In each case, there is a clearly articulated program objective with a set of KPIs used to assess, adjust and measure against.


Content is not homogenous.  If you look at Intel IQ as a case study, there is an article called “High Tech Bridges Marry Function and Beauty”, and a second called, “Toshiba’s New 21:9 Widescreen Ultrabook Is All About Entertainment”.  Both are technology related, but the first is about the marriage between technology, architectural engineering and design, while the second is about functionality and performance in a thin and light laptop for entertainment.

Both articles are about the marriage between technology, design, form and function, but will likely appeal to two different audiences.  In a successful content curation program, you need to segment your target audiences to maximize engagement and performance.

Define Topics

Once you understand who is being targeted and why (goal setting), the next step is setting a clear editorial agenda.  Topic repetition is an important method to establish consistency, familiarity and thought-leadership.

Establish An Editorial Style

Each author has a unique style and their relationship to a topic influences how they write and what they say.  A journalist reporting on an issue will write from a very different viewpoint than a blogger who is passionately engaged or in the midst of an experience related to that topic.  When you establish a community of contributors or curators, a clear editorial goal is essential to stand out from the crowd and create a point of consistency and differentiation.

Develop Community

Selecting articles from other Websites and using algorithms to help you find articles will definitely provide a steam of content. But finding authors whose content you like and having them participate directly within the content strategy as active content contributors, yields a mutually beneficial outcome that is far more rewarding and engaging.

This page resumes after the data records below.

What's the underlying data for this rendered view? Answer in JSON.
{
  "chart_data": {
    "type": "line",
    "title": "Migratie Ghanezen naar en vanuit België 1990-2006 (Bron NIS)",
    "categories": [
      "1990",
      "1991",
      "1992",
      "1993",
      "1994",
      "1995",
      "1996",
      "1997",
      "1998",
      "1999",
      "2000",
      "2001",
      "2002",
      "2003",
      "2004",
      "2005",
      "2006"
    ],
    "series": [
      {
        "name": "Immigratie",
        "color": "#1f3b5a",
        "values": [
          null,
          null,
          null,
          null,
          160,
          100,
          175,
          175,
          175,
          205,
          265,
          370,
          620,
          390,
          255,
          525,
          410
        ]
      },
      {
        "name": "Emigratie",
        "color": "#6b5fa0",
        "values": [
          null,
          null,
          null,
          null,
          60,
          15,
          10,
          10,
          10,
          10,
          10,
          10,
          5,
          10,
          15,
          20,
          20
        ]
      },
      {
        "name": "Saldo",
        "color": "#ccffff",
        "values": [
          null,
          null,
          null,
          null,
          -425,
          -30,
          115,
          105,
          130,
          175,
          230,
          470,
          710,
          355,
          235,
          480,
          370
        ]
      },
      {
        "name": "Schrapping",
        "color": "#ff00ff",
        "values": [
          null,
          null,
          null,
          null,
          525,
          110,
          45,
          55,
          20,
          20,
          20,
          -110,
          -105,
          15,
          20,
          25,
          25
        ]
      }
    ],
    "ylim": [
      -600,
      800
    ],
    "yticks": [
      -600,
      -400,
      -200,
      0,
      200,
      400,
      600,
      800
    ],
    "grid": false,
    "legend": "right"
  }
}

Once your segments are defined, topics selected, editorial style established and community developed, you are ready to start selecting articles or curating.  It is important to curate regularly and select only articles that match the policies and guidelines that have been created.

Employee are great curators

Employees make for great curators.  They are often up to speed on the latest trends in your industry and follow your topics out of genuine interest.  If there are clear editorial policies, employees can be a great asset to assist in identifying and curating engaging content.


Curated content works best when it is supported with great content.  When using a platform such as Atomic Reach (plug, plug), curation takes minutes a day, which will keep your content stream fresh, interesting and engaging.  Creating original content is mission critical but it is more time-consuming, difficult and expensive.  With an effective curation program, you will be less reliant on producing original content, deliver fresh content on a daily basis, and have community members promoting your brand. That said, the more original content created, the better the program will perform.


Share content from your contributors across all your social media channels and make sure to always give credit to the originating author.  The more you share, the more the community will push your articles, drive traffic to your site and promote your brand.  Additionally, an increase in organic links, references and traffic will drive better search engine PageRank value.

Get Help With Content Discovery

Open up your content curation universe to the public.  Your customers, personal network and business community are a great resource to leverage, and they will help to build your content repository if you give them the tools that make it easy for them to share content with you.


Not all topics work but those that do will drive performance and ROI.  Analyze on a regular basis, and adapt based on the results.

There you have it.  Atomic Reach content curation 101 and the recipe we use to help make our clients’ content curation programs successful.